Thinking of her mother, she wrote and edited a 1,138-page novel in 1994 under a pseudonym, which she entitled Where Yesterday Began. The foreword read: “This story is for all those who have ever loved truly, deeply, irrevocably… even in the midst of disaster. For some, love simply dies and everyone moves on. But for some, love is as enduring as time, despite the obstacles, the separation, and the inevitable loneliness."

And this is where our story begins…

In early 2006, when she was 85 years old, a man named Barry Martin began his new job as manager for the construction of an upscale shopping center in Seattle. The investors had managed to buy all plots except Edith’s house. Thus, Barry’s first mission was to convince the elderly woman to sell it.

He thought that diplomacy would make for the best strategy: “Good morning, Mrs. Macefield. I’ve come to tell you that we’re going to be making a lot of noise today. If there are any problems, here’s my phone number.”

Edith took Barry up on the offer, and a few days later she picked up the phone… and asked him to take her to the hairdresser. “I can’t drive my old Chevy Cavalier,” Edith said. This was the beginning of a beautiful friendship.
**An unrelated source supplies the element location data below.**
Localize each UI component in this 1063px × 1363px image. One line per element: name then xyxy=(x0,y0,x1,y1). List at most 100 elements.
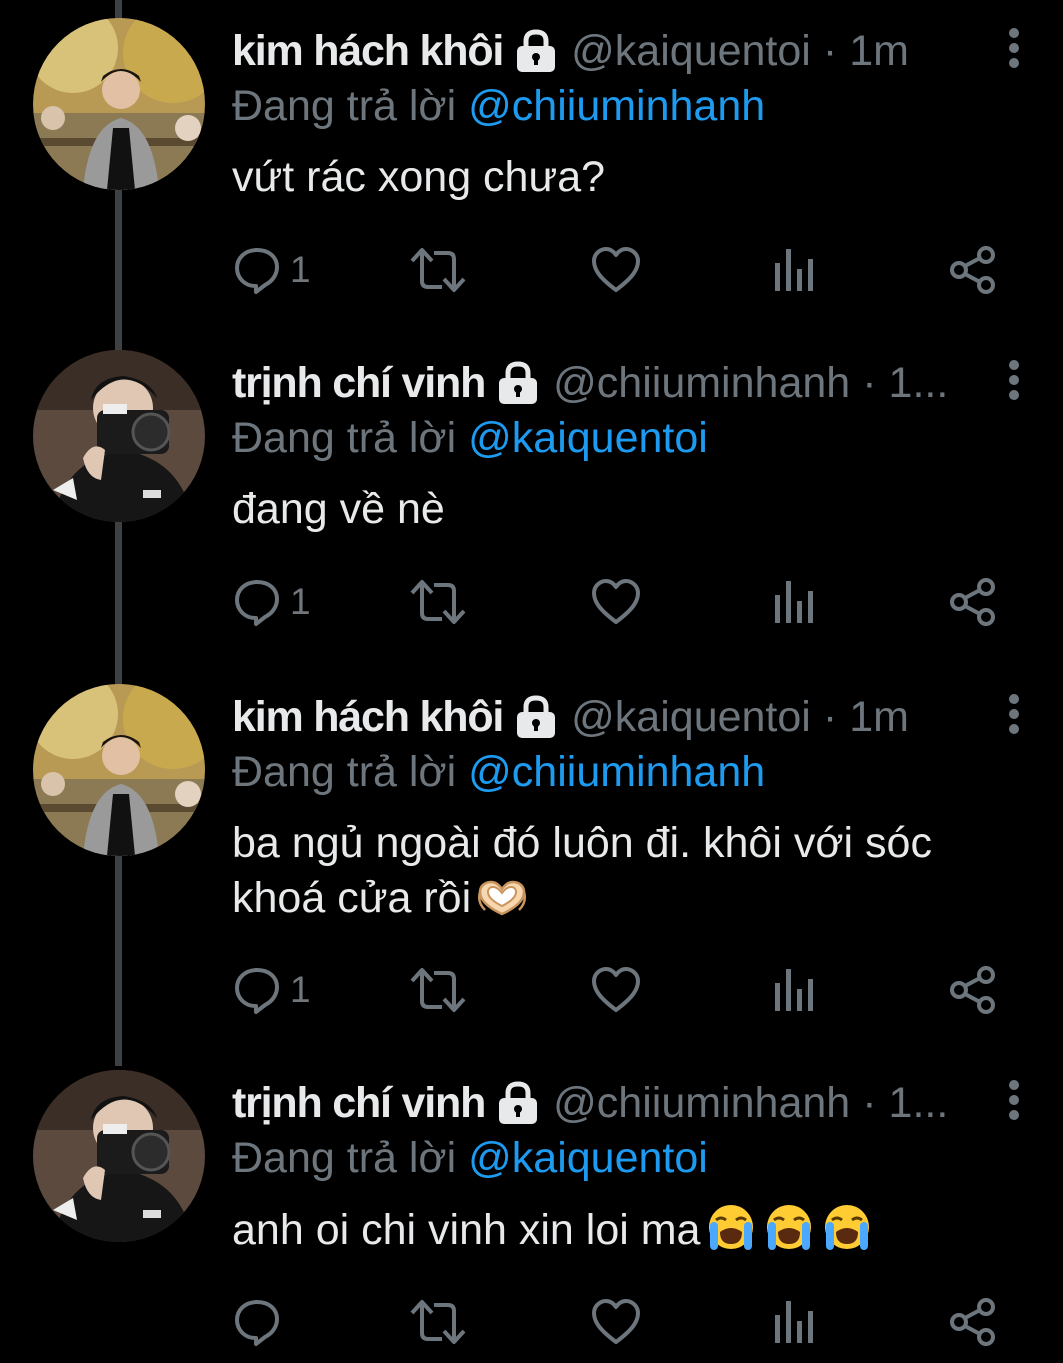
reply-button[interactable]: 1 xyxy=(232,575,311,629)
share-button[interactable] xyxy=(948,963,998,1017)
reply-to-handle[interactable]: @kaiquentoi xyxy=(468,414,708,462)
tweet-text: anh oi chi vinh xin loi ma xyxy=(232,1202,1012,1266)
tweet[interactable]: trịnh chí vinh @chiiuminhanh · 1... Đang… xyxy=(0,332,1063,664)
display-name[interactable]: trịnh chí vinh xyxy=(232,1074,486,1132)
separator: · xyxy=(822,693,838,741)
tweet-header: kim hách khôi @kaiquentoi · 1m xyxy=(232,22,973,80)
retweet-button[interactable] xyxy=(408,575,468,629)
analytics-icon xyxy=(775,969,813,1011)
tweet-text: ba ngủ ngoài đó luôn đi. khôi với sóc kh… xyxy=(232,816,1012,934)
tweet-text-content: đang về nè xyxy=(232,485,445,533)
tweet-text-content: anh oi chi vinh xin loi ma xyxy=(232,1206,701,1254)
avatar[interactable] xyxy=(33,18,205,190)
reply-prefix: Đang trả lời xyxy=(232,1134,457,1182)
lock-icon xyxy=(513,695,559,739)
heart-icon xyxy=(592,967,640,1012)
replying-to: Đang trả lời @kaiquentoi xyxy=(232,412,708,464)
analytics-icon xyxy=(775,581,813,623)
avatar[interactable] xyxy=(33,684,205,856)
share-button[interactable] xyxy=(948,575,998,629)
lock-icon xyxy=(495,1081,541,1125)
views-button[interactable] xyxy=(772,575,816,629)
tweet-text: vứt rác xong chưa? xyxy=(232,150,1012,205)
tweet[interactable]: kim hách khôi @kaiquentoi · 1m Đang trả … xyxy=(0,0,1063,330)
display-name[interactable]: kim hách khôi xyxy=(232,688,504,746)
tweet-text: đang về nè xyxy=(232,482,1012,537)
handle[interactable]: @chiiuminhanh xyxy=(553,354,850,412)
more-vertical-icon[interactable] xyxy=(1007,358,1021,402)
heart-hands-emoji xyxy=(475,878,529,934)
action-bar: 1 xyxy=(232,575,1012,629)
avatar[interactable] xyxy=(33,1070,205,1242)
reply-count: 1 xyxy=(290,249,311,290)
handle[interactable]: @kaiquentoi xyxy=(571,22,811,80)
timestamp[interactable]: 1m xyxy=(849,22,909,80)
reply-to-handle[interactable]: @kaiquentoi xyxy=(468,1134,708,1182)
reply-button[interactable]: 1 xyxy=(232,963,311,1017)
reply-button[interactable]: 1 xyxy=(232,243,311,297)
lock-icon xyxy=(495,361,541,405)
retweet-icon xyxy=(410,580,466,624)
reply-icon xyxy=(235,1300,279,1346)
replying-to: Đang trả lời @chiiuminhanh xyxy=(232,80,765,132)
tweet-header: trịnh chí vinh @chiiuminhanh · 1... xyxy=(232,1074,973,1132)
like-button[interactable] xyxy=(590,1295,642,1349)
share-icon xyxy=(950,1298,995,1346)
separator: · xyxy=(862,359,877,407)
handle[interactable]: @chiiuminhanh xyxy=(553,1074,850,1132)
share-button[interactable] xyxy=(948,243,998,297)
handle[interactable]: @kaiquentoi xyxy=(571,688,811,746)
reply-prefix: Đang trả lời xyxy=(232,414,457,462)
more-vertical-icon[interactable] xyxy=(1007,26,1021,70)
timestamp[interactable]: 1... xyxy=(889,354,949,412)
action-bar: 1 xyxy=(232,243,1012,297)
reply-count: 1 xyxy=(290,581,311,622)
analytics-icon xyxy=(775,249,813,291)
views-button[interactable] xyxy=(772,1295,816,1349)
more-vertical-icon[interactable] xyxy=(1007,1078,1021,1122)
reply-to-handle[interactable]: @chiiuminhanh xyxy=(468,82,765,130)
tweet[interactable]: trịnh chí vinh @chiiuminhanh · 1... Đang… xyxy=(0,1052,1063,1363)
timestamp[interactable]: 1m xyxy=(849,688,909,746)
retweet-icon xyxy=(410,968,466,1012)
tweet-header: trịnh chí vinh @chiiuminhanh · 1... xyxy=(232,354,973,412)
like-button[interactable] xyxy=(590,575,642,629)
more-vertical-icon[interactable] xyxy=(1007,692,1021,736)
action-bar xyxy=(232,1295,1012,1349)
share-icon xyxy=(950,578,995,626)
loudly-crying-face-emoji xyxy=(704,1202,758,1266)
loudly-crying-face-emoji xyxy=(820,1202,874,1266)
reply-button[interactable] xyxy=(232,1295,290,1349)
reply-icon xyxy=(235,248,279,294)
display-name[interactable]: kim hách khôi xyxy=(232,22,504,80)
avatar[interactable] xyxy=(33,350,205,522)
share-icon xyxy=(950,246,995,294)
loudly-crying-face-emoji xyxy=(762,1202,816,1266)
retweet-icon xyxy=(410,248,466,292)
reply-prefix: Đang trả lời xyxy=(232,748,457,796)
separator: · xyxy=(822,27,838,75)
timestamp[interactable]: 1... xyxy=(889,1074,949,1132)
reply-to-handle[interactable]: @chiiuminhanh xyxy=(468,748,765,796)
tweet-header: kim hách khôi @kaiquentoi · 1m xyxy=(232,688,973,746)
share-icon xyxy=(950,966,995,1014)
views-button[interactable] xyxy=(772,963,816,1017)
replying-to: Đang trả lời @chiiuminhanh xyxy=(232,746,765,798)
views-button[interactable] xyxy=(772,243,816,297)
action-bar: 1 xyxy=(232,963,1012,1017)
tweet[interactable]: kim hách khôi @kaiquentoi · 1m Đang trả … xyxy=(0,666,1063,1056)
display-name[interactable]: trịnh chí vinh xyxy=(232,354,486,412)
retweet-button[interactable] xyxy=(408,243,468,297)
heart-icon xyxy=(592,247,640,292)
like-button[interactable] xyxy=(590,243,642,297)
separator: · xyxy=(862,1079,877,1127)
retweet-icon xyxy=(410,1300,466,1344)
retweet-button[interactable] xyxy=(408,1295,468,1349)
heart-icon xyxy=(592,1299,640,1344)
lock-icon xyxy=(513,29,559,73)
like-button[interactable] xyxy=(590,963,642,1017)
reply-prefix: Đang trả lời xyxy=(232,82,457,130)
tweet-text-content: vứt rác xong chưa? xyxy=(232,153,606,201)
share-button[interactable] xyxy=(948,1295,998,1349)
retweet-button[interactable] xyxy=(408,963,468,1017)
When asked why she did not want to sell her home, even though she was being offered one million dollars and a house in another Seattle neighborhood, Edith replied, “I do not want to move. I do not need the money; money means nothing to me. This is my home. My mother died here on this very sofa. I returned to the U.S. from England to care for her. She made me promise that I would let her die at home and not in a convalescent home. I kept my promise, and I know that this is where I want to die, too – in my own home, on this couch.”

Edith’s story and her rejection of the tantalizing offer appeared in the press and came to Pixar’s attention.

Then along came Up, a wonderful love story in which a man decides to honor the memory of his wife by saving the house in which they experienced many years of happiness.

The film was released in 2009, but Edith never got a chance to see it, having died of pancreatic cancer on June 15, 2008. Barry took care of her until the end.

And what became of the house? Barry inherited it, and instead of offering it to his former bosses, he decided to keep his friend’s memory alive by selling it to a person who would commit to preserving it as Edith had left it.

It’s a beautiful story, do not you think?